Incidents abounded – during and after the 1-1 draw on Saturday night – but North’s dive was the most unsavoury.
Roar’s vice-captain clashed with City marksman Bruno Fornaroli early in the second half, falling theatrically to the turf and clutching his head after the lightest of contact from the Uruguayan.
In a statement released by the club yesterday, the Roar said North wanted to publicly acknowledge his disappointment and the unacceptability of the act.
“North is sincerely apologetic to the club, playing group and supporters for letting game-related emotions get the better of him causing an error of judgement during the match,” the statement said.

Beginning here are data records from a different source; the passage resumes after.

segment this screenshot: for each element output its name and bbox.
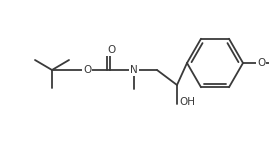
Text: N: N (130, 65, 138, 75)
Text: O: O (83, 65, 91, 75)
Text: O: O (257, 58, 265, 68)
Text: OH: OH (179, 97, 195, 107)
Text: O: O (107, 45, 115, 55)
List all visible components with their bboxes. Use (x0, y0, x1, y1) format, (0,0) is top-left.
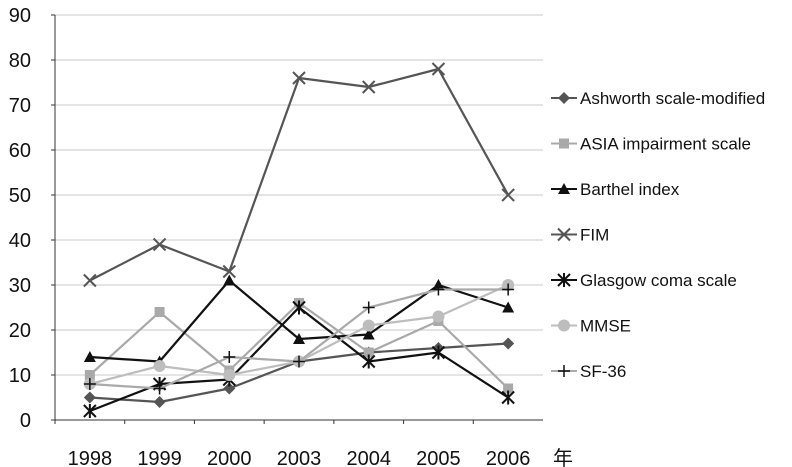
y-tick-label: 40 (9, 230, 31, 252)
x-axis-ticks: 1998 1999 2000 2003 2004 2005 2006 (54, 420, 531, 467)
data-point (83, 273, 97, 288)
y-tick-label: 70 (9, 95, 31, 117)
data-point (223, 351, 236, 363)
data-point (502, 301, 515, 313)
x-tick-label: 1999 (137, 448, 182, 467)
data-point (83, 351, 96, 362)
data-point (83, 391, 96, 404)
data-point (431, 62, 446, 76)
data-point (362, 319, 375, 332)
y-tick-label: 50 (9, 185, 31, 207)
series-ashworth-scale-modified (83, 337, 515, 408)
x-tick-label: 2006 (486, 448, 531, 467)
legend-marker (557, 227, 571, 242)
legend-label: Glasgow coma scale (580, 271, 737, 290)
series-line (89, 279, 509, 363)
series-sf-36 (83, 283, 515, 395)
data-point (154, 307, 165, 317)
legend-item: FIM (551, 226, 609, 245)
legend-marker (558, 365, 570, 377)
legend-label: Barthel index (580, 180, 680, 199)
series-line (89, 342, 509, 404)
data-point (223, 274, 236, 286)
data-point (363, 347, 374, 358)
series-group (83, 62, 515, 418)
legend-marker (558, 92, 570, 104)
data-point (501, 390, 515, 405)
legend-label: ASIA impairment scale (580, 135, 751, 154)
data-point (431, 345, 446, 360)
series-line (89, 301, 509, 390)
legend-label: FIM (580, 226, 609, 245)
y-tick-label: 30 (9, 275, 31, 297)
data-point (501, 188, 515, 202)
y-tick-label: 90 (9, 5, 31, 27)
series-line (89, 67, 510, 282)
y-tick-label: 10 (9, 365, 31, 387)
legend-marker (558, 183, 570, 194)
x-tick-label: 2004 (346, 448, 391, 467)
y-tick-label: 60 (9, 140, 31, 162)
x-tick-label: 2000 (207, 448, 252, 467)
legend-label: MMSE (580, 317, 631, 336)
legend-marker (559, 138, 569, 149)
data-point (292, 71, 306, 85)
data-point (153, 382, 166, 395)
legend: Ashworth scale-modified ASIA impairment s… (551, 89, 765, 381)
y-axis-ticks: 0 10 20 30 40 50 60 70 80 90 (9, 5, 55, 432)
series-fim (83, 62, 515, 288)
data-point (153, 360, 166, 372)
data-point (293, 333, 305, 344)
data-point (223, 369, 236, 381)
data-point (362, 354, 376, 369)
data-point (293, 355, 305, 368)
data-point (503, 383, 514, 394)
data-point (502, 283, 515, 296)
series-barthel-index (83, 274, 515, 367)
legend-item: ASIA impairment scale (551, 135, 751, 154)
x-tick-label: 2003 (277, 448, 322, 467)
data-point (432, 283, 445, 296)
x-axis-unit-label: 年 (553, 446, 573, 467)
legend-item: MMSE (551, 317, 631, 336)
data-point (152, 237, 167, 252)
legend-item: Ashworth scale-modified (551, 89, 765, 108)
legend-item: SF-36 (551, 362, 626, 381)
data-point (222, 264, 236, 279)
legend-label: SF-36 (580, 362, 626, 381)
legend-item: Barthel index (551, 180, 680, 199)
data-point (502, 337, 515, 350)
legend-marker (558, 319, 570, 332)
axes (54, 15, 543, 421)
data-point (153, 396, 166, 408)
legend-marker (557, 273, 571, 287)
data-point (83, 404, 97, 418)
x-tick-label: 1998 (68, 448, 113, 467)
data-point (83, 378, 96, 390)
data-point (432, 310, 445, 323)
data-point (362, 301, 375, 314)
data-point (362, 80, 376, 94)
x-tick-label: 2005 (416, 448, 461, 467)
data-point (362, 328, 375, 340)
y-tick-label: 20 (9, 320, 31, 342)
legend-item: Glasgow coma scale (551, 271, 737, 290)
y-tick-label: 80 (9, 50, 31, 72)
data-point (292, 300, 306, 315)
gridlines (55, 14, 543, 376)
y-tick-label: 0 (20, 410, 31, 432)
legend-label: Ashworth scale-modified (580, 89, 765, 108)
data-point (84, 370, 95, 380)
data-point (223, 382, 236, 395)
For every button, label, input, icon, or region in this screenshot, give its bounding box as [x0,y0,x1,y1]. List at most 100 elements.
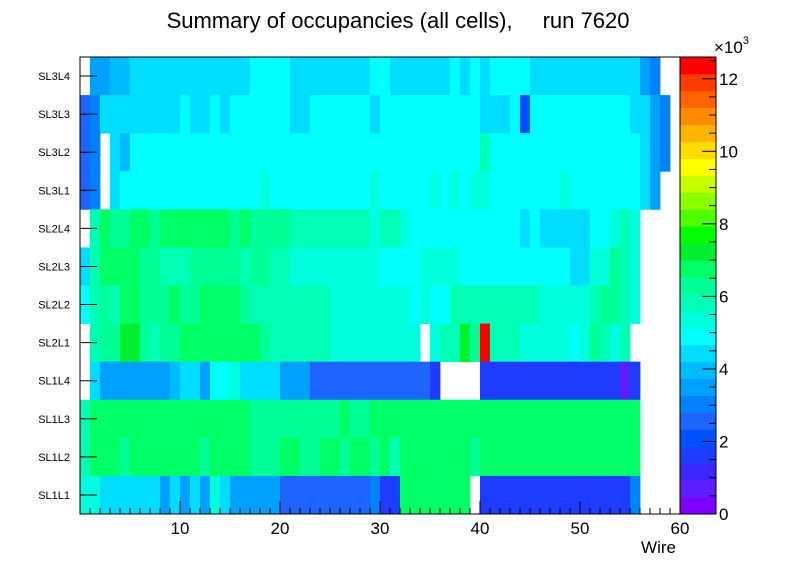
colorbar-tick-label: 6 [719,287,728,306]
heatmap-cell-sl2l3 [100,247,141,286]
heatmap-cell-sl2l3 [630,247,641,286]
colorbar-swatch [680,277,716,295]
heatmap-cell-sl2l3 [620,247,631,286]
heatmap-cell-sl3l1 [270,171,371,210]
heatmap-cell-sl2l1 [590,323,601,363]
heatmap-cell-sl1l1 [240,475,251,515]
heatmap-cell-sl3l1 [430,171,441,210]
heatmap-cell-sl2l3 [590,247,611,286]
heatmap-cell-sl1l2 [320,437,341,477]
heatmap-cell-sl3l3 [190,95,211,134]
y-tick-label: SL1L3 [38,414,70,426]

“As a club, we do not condone simulation … (and) recognise that this is an isolated incident and believe North is an excellent leader and ambassador of our club and our game.”
Breaking his silence yesterday, North – who has represented Australia 41 times for the Socceroos – told Fox Sports: “I’d like to apologise first and foremost to all the football fans out there, and secondly to everyone at the Roar — the supporters, the players, the staff and the coaching staff.”
“I also apologise to my opponent (Fornaroli), Melbourne City and everyone that was involved. It’s not a good look. People that have known me throughout my whole career know that’s not what I’d normally do,” he reportedly said.
“I just got caught up in the heat of the moment. It’s a reaction that’s well out of my character.
“It’s pretty shameful.
“I always like to play in the spirit of the game, and always have respect for my teammates and who I play against.
“I’m sure a lot of people out there are judging me as a person and as a footballer at the moment, and they by all means have the right to their own opinions. I’m sure people are having a go at me.
“That’s fine, they’ve got every right to.”
North has been heavily criticised, but he – like everyone else involved in the match – escaped sanction either by the match review panel or through a separate code of conduct charge.
After the match, City coach John van ‘t Schip suggested Roar assistant Ross Aloisi aggressively threw a ball at City full-back Josh Rose.
Aloisi told News Corp he said sorry to Rose but he was in no mood to apologise to van ‘t Schip after the Dutchman called the senior coach a whingeing baby in the build-up to the AAMI Park clash.
“(Van ‘t Schip) had plenty of chances to say whatever he wanted to my face or my brother’s (coach John Aloisi) face the other night, but didn’t have the courage,” he said.
“(It’s) easy to talk in the newspaper, (but) pretty hard to talk when it’s face-to-face.
“The way I live my life is if you’re going to have a go at me, I’m going to have a go back.”
In a season where three A-League coaches have already been punished for speaking out about officials, the Dutchman also avoided sanction for saying “it looked like” referee Shaun Evans was influenced by Aloisi’s pre-match comments that Fornaroli was treated too easily by whistleblowers.
In the only matter looked at by the match review panel, Western Sydney goalkeeper Jerrad Tyson had his one-match ban confirmed for a red card.